PAR LE REGARD D’UNE FEMME, ÉPISODE 3, LES YEUX DE L’ADOLESCENCE

Maintenant que le temps s’était écoulé je me sentais bien moins libre, ma mère jouait le chien Cerbère, je n’avais plus le droit de sortir seule à moins que ce ne fusse vraiment motivé.

Fini le galvaudage avec mes oies qui me portaient par mont et par vaux à la découverte du monde. Je n’allais évidement pas loin mais ces moments ou je pouvais patauger pieds nus dans les flaques d’eau, faire bouger mes doigts de pieds dans la boue et où je pouvais observer à ma guise les gens qui m’entouraient; étaient pour moi comme la découverte du nouveau monde.

Je n’avais plus le droit non plus d’aller avec les garçons grimper dans les arbres pour voler les œufs des oiseaux, mère disait qu’une chrétienne ne montrait jamais la blancheur de ses cuisses, enfin elle ne me disait pas cela aussi doucereusement, son langage était cru. Finies également les baignades au ruisseau où les garçons nus comme des vers et nous en jupon nous délections des jeux de l’innocence.

Elle surveillait aussi ma tenue, col fermé, bonnet ou coiffe empêchant la course folle de mes cheveux aux couleurs des moissons . Moi qui aimait avoir les mouvements libres ma robe s’allongea un peu. Enfin après la messe je devais rentrer avec ma mère et ma sœur sans pouvoir sortir du sentier. C’était idiot toutes ces convenances car lors des gros travaux des champs tout se relâchait, les robes se relevaient, les corsages apparaissaient, les poitrines tressaillaient sous l’effort , les corps baissés des femmes et leur croupe levée attisaient le désir des hommes. Moi avec ma jeunesse je ne faisais pas exception bien au contraire et les garçons me serraient de très près. Pendant ce dur labeur ma mère se relâchait bien un peu et mon père pour une fois gentil la serrait tant qu’il pouvait sans nuire à la plus élémentaire décence.
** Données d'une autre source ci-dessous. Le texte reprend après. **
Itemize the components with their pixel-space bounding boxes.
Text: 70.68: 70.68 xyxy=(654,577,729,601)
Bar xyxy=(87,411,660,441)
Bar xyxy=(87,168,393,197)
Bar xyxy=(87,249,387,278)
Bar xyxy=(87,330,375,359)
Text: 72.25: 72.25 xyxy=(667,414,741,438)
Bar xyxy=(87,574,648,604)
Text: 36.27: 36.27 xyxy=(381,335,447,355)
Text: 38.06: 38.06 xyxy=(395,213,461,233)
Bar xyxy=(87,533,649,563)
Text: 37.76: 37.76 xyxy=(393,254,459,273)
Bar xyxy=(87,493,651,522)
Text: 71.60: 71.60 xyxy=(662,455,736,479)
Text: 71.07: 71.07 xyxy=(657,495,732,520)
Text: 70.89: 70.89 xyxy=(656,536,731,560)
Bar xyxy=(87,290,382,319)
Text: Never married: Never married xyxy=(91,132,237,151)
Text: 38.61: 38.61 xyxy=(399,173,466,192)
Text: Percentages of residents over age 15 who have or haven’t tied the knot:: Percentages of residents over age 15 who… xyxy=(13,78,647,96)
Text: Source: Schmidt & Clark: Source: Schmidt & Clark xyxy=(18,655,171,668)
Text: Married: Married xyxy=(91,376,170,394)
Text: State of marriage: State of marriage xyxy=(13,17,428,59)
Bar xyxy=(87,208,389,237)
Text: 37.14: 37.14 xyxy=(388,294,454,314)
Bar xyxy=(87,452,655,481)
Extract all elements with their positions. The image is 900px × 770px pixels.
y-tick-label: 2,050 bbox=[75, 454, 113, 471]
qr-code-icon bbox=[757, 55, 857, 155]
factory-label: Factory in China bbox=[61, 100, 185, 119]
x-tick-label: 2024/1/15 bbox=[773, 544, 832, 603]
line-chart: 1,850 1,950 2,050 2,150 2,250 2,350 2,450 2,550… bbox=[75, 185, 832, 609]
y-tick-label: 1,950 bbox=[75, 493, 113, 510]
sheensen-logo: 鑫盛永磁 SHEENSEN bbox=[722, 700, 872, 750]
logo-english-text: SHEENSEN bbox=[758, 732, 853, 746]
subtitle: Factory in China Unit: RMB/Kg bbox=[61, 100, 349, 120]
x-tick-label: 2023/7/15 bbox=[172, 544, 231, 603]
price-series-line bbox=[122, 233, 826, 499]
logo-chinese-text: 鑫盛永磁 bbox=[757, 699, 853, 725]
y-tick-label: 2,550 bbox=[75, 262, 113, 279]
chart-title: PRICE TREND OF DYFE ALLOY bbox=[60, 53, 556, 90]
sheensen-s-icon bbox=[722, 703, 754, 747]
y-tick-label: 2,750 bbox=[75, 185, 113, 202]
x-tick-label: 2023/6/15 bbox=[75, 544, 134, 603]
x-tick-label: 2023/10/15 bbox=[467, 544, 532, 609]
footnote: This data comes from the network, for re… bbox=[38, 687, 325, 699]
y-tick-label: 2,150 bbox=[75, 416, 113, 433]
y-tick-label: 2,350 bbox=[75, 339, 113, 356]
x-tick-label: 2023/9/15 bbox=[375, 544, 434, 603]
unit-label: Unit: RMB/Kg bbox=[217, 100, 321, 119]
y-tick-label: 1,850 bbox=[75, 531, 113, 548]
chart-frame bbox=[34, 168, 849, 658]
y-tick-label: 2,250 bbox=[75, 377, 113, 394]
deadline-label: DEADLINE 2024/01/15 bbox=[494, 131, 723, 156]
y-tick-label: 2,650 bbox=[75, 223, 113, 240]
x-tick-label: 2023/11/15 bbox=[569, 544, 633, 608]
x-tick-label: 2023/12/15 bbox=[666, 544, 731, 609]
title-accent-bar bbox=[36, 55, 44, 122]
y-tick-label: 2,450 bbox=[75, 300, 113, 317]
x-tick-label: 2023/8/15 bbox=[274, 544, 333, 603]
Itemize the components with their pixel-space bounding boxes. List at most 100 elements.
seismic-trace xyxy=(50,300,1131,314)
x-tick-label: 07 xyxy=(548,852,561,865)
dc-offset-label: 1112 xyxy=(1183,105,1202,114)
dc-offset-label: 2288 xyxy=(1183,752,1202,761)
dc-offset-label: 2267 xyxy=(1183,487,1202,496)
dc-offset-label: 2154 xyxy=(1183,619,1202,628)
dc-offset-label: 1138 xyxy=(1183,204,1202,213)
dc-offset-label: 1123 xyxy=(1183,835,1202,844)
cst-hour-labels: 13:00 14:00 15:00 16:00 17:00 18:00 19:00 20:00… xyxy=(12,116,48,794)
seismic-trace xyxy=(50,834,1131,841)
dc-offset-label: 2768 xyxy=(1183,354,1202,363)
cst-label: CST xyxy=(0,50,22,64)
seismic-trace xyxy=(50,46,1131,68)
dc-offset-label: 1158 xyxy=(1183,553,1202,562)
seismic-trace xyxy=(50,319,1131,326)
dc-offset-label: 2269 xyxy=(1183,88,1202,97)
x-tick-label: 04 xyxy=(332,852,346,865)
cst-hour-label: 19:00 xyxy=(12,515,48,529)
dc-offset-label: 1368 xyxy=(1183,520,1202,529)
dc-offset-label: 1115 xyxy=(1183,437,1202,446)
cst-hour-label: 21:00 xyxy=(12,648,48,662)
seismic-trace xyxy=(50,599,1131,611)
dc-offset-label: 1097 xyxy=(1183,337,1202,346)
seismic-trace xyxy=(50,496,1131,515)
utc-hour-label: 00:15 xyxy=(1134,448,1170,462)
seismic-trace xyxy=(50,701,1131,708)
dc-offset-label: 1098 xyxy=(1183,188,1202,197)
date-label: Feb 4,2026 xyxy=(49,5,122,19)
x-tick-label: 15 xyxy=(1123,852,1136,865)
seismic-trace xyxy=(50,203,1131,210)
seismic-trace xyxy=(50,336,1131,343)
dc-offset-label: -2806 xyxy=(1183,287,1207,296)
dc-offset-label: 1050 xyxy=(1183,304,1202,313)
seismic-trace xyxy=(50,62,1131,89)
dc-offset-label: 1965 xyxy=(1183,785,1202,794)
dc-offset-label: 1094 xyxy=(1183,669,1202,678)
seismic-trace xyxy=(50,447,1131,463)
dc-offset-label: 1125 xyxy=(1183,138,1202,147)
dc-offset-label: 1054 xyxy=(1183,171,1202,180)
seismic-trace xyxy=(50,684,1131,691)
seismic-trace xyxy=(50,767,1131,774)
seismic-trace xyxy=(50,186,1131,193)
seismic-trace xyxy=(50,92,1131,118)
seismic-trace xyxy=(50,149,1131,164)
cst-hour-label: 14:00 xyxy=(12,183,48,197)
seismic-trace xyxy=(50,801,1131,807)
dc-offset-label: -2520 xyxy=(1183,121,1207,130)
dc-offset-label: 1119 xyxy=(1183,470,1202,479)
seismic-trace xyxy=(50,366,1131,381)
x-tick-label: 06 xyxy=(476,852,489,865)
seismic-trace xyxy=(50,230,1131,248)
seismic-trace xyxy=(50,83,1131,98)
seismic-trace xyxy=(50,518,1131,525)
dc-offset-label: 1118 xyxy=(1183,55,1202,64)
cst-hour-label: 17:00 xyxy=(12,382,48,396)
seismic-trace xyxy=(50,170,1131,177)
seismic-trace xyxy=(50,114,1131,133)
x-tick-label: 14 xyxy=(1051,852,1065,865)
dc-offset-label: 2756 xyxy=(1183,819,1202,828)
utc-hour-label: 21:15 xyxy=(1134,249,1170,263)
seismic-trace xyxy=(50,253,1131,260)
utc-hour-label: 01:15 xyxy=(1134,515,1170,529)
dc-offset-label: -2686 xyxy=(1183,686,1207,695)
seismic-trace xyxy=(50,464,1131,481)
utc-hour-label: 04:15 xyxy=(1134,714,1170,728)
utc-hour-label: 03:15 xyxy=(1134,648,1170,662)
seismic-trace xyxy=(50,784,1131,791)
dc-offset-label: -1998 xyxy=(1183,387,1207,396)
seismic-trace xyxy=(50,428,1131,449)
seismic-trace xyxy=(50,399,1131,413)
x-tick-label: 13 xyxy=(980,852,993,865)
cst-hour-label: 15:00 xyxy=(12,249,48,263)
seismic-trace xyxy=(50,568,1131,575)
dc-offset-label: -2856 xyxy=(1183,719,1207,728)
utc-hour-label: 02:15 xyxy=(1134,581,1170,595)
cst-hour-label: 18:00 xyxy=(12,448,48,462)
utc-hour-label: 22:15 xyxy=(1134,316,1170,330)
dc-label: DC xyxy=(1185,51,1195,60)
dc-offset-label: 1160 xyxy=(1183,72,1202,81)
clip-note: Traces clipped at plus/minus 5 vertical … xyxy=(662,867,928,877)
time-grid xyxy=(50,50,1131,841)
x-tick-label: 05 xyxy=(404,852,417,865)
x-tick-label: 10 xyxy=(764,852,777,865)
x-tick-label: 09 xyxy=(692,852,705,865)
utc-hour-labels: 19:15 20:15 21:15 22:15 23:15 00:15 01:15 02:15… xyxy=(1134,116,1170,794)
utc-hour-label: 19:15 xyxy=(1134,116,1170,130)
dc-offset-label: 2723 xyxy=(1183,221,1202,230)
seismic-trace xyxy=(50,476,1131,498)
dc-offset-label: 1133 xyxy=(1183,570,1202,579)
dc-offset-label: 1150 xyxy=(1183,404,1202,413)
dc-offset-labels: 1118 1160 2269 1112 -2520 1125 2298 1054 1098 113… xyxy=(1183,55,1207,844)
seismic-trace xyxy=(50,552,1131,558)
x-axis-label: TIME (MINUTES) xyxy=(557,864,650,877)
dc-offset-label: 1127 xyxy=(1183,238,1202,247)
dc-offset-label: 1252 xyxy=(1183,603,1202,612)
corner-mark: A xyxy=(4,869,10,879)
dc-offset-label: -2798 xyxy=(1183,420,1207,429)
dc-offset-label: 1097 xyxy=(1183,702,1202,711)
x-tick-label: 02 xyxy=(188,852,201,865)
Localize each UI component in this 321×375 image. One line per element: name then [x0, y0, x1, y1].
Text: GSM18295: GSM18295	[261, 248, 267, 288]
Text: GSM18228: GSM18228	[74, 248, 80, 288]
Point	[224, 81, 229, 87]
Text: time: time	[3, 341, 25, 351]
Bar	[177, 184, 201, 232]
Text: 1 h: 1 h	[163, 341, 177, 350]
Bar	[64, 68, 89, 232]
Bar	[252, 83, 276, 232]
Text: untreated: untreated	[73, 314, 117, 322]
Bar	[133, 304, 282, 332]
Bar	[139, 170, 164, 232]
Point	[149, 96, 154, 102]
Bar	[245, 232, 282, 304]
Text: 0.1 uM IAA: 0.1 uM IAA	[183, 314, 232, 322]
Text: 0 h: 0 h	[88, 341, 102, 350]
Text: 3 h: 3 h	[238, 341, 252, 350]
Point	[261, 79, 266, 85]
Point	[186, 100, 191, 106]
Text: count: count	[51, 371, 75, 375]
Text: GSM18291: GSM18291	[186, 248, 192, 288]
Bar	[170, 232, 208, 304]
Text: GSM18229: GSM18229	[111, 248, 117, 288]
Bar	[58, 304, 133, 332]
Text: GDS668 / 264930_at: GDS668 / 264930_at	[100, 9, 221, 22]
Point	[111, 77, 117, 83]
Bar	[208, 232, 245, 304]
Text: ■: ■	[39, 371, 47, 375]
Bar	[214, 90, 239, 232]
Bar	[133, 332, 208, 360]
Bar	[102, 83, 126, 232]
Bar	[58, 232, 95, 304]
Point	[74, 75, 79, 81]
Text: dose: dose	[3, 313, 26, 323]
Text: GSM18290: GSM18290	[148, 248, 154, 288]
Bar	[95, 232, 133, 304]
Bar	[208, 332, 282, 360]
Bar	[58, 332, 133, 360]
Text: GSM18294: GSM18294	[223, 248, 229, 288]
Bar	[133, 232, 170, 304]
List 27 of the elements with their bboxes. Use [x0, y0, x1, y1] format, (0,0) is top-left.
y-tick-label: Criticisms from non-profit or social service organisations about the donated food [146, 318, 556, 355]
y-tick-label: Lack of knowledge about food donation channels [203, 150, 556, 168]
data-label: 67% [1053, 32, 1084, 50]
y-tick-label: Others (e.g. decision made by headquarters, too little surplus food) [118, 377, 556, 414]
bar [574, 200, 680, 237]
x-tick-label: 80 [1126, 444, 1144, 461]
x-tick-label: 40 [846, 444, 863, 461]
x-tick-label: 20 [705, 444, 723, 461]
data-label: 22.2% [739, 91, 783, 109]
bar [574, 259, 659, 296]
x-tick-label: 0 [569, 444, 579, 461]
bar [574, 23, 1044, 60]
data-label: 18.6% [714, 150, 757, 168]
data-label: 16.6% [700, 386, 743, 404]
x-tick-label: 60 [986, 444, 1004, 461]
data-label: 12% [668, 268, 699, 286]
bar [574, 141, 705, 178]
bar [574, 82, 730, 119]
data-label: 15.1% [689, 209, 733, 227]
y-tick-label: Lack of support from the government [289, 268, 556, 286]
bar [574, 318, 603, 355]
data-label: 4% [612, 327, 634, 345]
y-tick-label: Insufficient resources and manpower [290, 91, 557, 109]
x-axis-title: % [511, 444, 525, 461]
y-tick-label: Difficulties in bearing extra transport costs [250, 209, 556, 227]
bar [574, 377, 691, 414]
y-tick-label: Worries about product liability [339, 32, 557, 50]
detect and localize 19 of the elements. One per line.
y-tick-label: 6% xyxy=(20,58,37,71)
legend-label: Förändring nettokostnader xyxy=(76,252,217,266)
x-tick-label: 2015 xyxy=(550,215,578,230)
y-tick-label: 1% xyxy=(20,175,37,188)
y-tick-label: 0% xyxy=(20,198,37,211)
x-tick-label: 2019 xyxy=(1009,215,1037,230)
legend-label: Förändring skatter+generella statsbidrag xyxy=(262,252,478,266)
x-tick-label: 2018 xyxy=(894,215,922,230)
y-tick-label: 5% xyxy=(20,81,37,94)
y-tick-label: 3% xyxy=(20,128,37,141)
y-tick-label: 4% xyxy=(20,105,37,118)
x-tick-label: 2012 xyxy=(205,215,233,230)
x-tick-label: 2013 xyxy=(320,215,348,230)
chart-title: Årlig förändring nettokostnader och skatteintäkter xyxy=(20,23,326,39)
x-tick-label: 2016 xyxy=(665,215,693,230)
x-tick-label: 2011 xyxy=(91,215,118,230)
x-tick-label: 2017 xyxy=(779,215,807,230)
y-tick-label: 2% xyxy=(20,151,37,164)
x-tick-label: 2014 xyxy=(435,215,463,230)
Je le savais ce changement à mon égard était arrivé après qu’un matin dans l’étable un filet de sang avait coulé entre mes jambes. J’avais été bien étonné que du sang vienne de là et prise de panique je m’étais confiée à ma mère. Elle savait et m’expliqua confusément. Je compris que cette impureté, car c’en était une, était un pur paradoxe, une détestation qui revenait tous les mois mais aussi une bénédiction car c’était signe qu’on était point prise. Moi qui n’allait pas encore à l’homme je fis la distinction rapidement, cela me gênait considérablement. Mon apparence physique avait aussi changé j’avais poussé comme une mauvaise herbe. Papa disait que j’étais un vilain chardon et maman un lierre qui étouffait tout. Je dépassais tout le monde d’une tête et mangeait la soupe sur la tête de ma sœur aînée. Des mauvaises langues susurraient que j’avais plus la taille du cantonnier que de mon père.

Moi j’étais bien ennuyée de ma nouvelle allure, je ne savais que faire de mes grands bras et de mes grandes jambes, j’étais empruntée, godiche à souhait. A cela je rajoutais de multiples interrogations, pourquoi avais-je des poils là où je n’en avais pas et pourquoi je rougissais comme un coquelicot dès qu’un garçon entrait dans mon champs de vision.

Sur les choses de la vie j’étais d’une ignorance totale, certes j’avais vu des saillies animales mais je n’arrivais pas à transposer cela sur l’être humain et encore moins sur mon corps.

La simple évocation de tout cela me laissait dans un sacré tourment et la nuit quand j’y repensais des manifestations bizarres avaient lieu dans mon ventre. Ce n’était pas désagréable mais toute seule je m’en trouvais honteuse.

Je n’avais pas retrouvé un niveau d’intimité suffisant pour évoquer mes troubles avec ma sœur, quand à ma mère il n’en était simplement pas question.

Mon aînée ne dormait plus avec moi, mes parents lui avait donné une petite pièce servant de débarras. Elle s’était appropriée ce coin lugubre et elle s’y occupait de son petit.

Moi de mon coté je n’observais plus ma mère à son lever, l’admiration que je lui portais était bien passée, même si je lui conservais encore tout mon amour.

Cette passion maternelle s’était transformée en un profond respect même si il faut bien en convenir le plus souvent elle m’exaspérait par la surveillance étroite de mon intimité et de ma liberté.

Elle faisait sien le diction  » chat échaudé craint l’eau froide » par la faute de ma sœur qui avait eu le diable dans ses jupons. Je sentais bien que j’aurais le plus grand mal à secouer le joug parental.